Tuesday, May 08, 2012

Memahami Pengaduan Konstitusi (Constitusional Complaint) dalam konteks perlindungan hak warga negara

Hasil amandemen ketiga UUD 1945, telah melahirkan sebuah lembaga yang berfungsi sebagai pengawal konstitusi (the guardian of the constitution), yaitu Mahkamah Konstitusi (Mahkamah) yang mempunyai kedudukan setara dengan Mahkamah Agung, berdiri sendiri, serta terpisah (duality of jurisdiction) dengan Mahkamah Agung.
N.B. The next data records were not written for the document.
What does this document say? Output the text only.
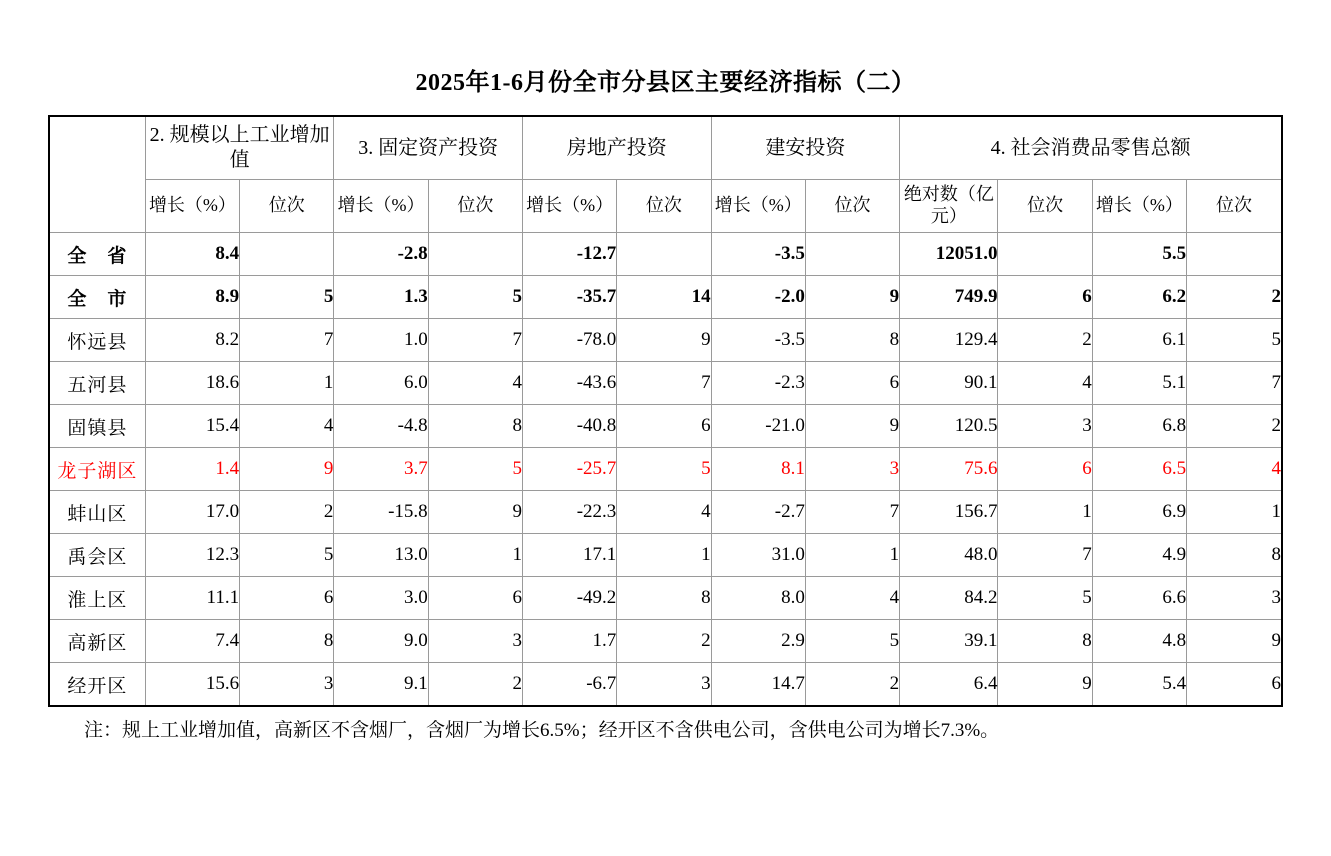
2025年1-6月份全市分县区主要经济指标（二）
	2. 规模以上工业增加值		3. 固定资产投资		房地产投资		建安投资		4. 社会消费品零售总额			
	增长（%）	位次	增长（%）	位次	增长（%）	位次	增长（%）	位次	绝对数（亿元）	位次	增长（%）	位次
全　省	8.4		-2.8		-12.7		-3.5		12051.0		5.5	
全　市	8.9	5	1.3	5	-35.7	14	-2.0	9	749.9	6	6.2	2
怀远县	8.2	7	1.0	7	-78.0	9	-3.5	8	129.4	2	6.1	5
五河县	18.6	1	6.0	4	-43.6	7	-2.3	6	90.1	4	5.1	7
固镇县	15.4	4	-4.8	8	-40.8	6	-21.0	9	120.5	3	6.8	2
龙子湖区	1.4	9	3.7	5	-25.7	5	8.1	3	75.6	6	6.5	4
蚌山区	17.0	2	-15.8	9	-22.3	4	-2.7	7	156.7	1	6.9	1
禹会区	12.3	5	13.0	1	17.1	1	31.0	1	48.0	7	4.9	8
淮上区	11.1	6	3.0	6	-49.2	8	8.0	4	84.2	5	6.6	3
高新区	7.4	8	9.0	3	1.7	2	2.9	5	39.1	8	4.8	9
经开区	15.6	3	9.1	2	-6.7	3	14.7	2	6.4	9	5.4	6
注：规上工业增加值，高新区不含烟厂，含烟厂为增长6.5%；经开区不含供电公司，含供电公司为增长7.3%。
Dalam menjalankan fungsinya mengawal konstitusi, berdasarkan Pasal 24C UUD Negara RI Tahun 1945 juncto Pasal 10 Undang-undang No. 24 Tahun 2003 tentang Mahkamah Konstitusi, Mahkamah mempunyai 4 (empat) kewenangan dan 1 (satu) kewajiban dengan perincian sebagai berikut: menguji undang-undang terhadap UUD (judicial review), memutus sengketa kewenangan lembaga negara yang kewenangannya diberikan oleh UUD (disputes regarding state institution’s authority), memutus pembubaran partai politik (political party’s dissolution), dan memutus perselisihan tentang hasil pemilihan umum (disputes regarding General Election’s result); dan wajib memberikan putusan atas pendapat DPR bahwa Presiden dan/atau Wakil Presiden telah melakukan pelanggaran hukum berupa pengkhianatan terhadap negara, korupsi, penyuapan, tindak pidana lainnya, atau perbuatan tercela, dan/atau pendapat bahwa Presiden dan/atau Wakil Presiden tidak lagi memenuhi syarat sebagai Presiden dan/atau Wakil Presiden (pemakzulan atau impeachment). 
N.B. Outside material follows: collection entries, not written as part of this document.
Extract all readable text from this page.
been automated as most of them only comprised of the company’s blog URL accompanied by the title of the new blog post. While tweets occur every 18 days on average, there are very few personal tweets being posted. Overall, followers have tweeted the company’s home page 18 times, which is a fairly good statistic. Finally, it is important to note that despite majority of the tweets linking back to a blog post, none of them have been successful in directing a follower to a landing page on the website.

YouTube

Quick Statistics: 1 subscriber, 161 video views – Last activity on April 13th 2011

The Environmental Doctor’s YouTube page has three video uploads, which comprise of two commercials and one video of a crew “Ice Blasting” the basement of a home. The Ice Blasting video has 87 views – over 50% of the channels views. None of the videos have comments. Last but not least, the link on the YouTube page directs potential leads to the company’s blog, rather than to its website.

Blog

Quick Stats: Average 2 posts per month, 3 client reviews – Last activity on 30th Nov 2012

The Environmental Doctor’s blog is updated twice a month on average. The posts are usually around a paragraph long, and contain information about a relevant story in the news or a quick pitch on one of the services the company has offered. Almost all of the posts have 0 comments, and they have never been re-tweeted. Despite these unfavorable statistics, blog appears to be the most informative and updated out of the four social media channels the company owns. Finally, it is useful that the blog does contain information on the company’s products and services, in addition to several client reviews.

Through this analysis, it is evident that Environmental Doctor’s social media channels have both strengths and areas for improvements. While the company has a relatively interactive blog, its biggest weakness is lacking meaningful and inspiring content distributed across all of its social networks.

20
  Menurut Friedrich Julius Stahl, salah satu unsur yang dimiliki oleh negara hukum adalah pemenuhan akan hak-hak dasar manusia (basic rights/fundamental rights). Agar konstitusi kita yaitu Undang-Undang Dasar Negara Republik Indonesia Tahun 1945 dapat menjawab hak-hak tersebut maka harus ditambahkan satu kewenangan khusus bagi lembaga negara yang menguji undang-undang terhadap Undang-Undang Dasar yaitu Mahkamah Konstitusi. Kewenenangan yang dimaksud adalah kewenangan memutus pengaduan konstitusional (constitutional complain). Constitutional Complaint atau pengaduan konstitusional adalah pengaduan warga negara ke Mahkamah Konstitusi karena mendapat perlakuan dari pemerintah yang bertentangan dengan konstitusi. Mengingat bahwa hukum merupakan alat kontrol sosial (social enginering) maka agar hukum dapat berjalan efektif diperlukan cara untuk dapat menampung constitutional complaint  lewat kewenangan Mahkamah Konstitusi.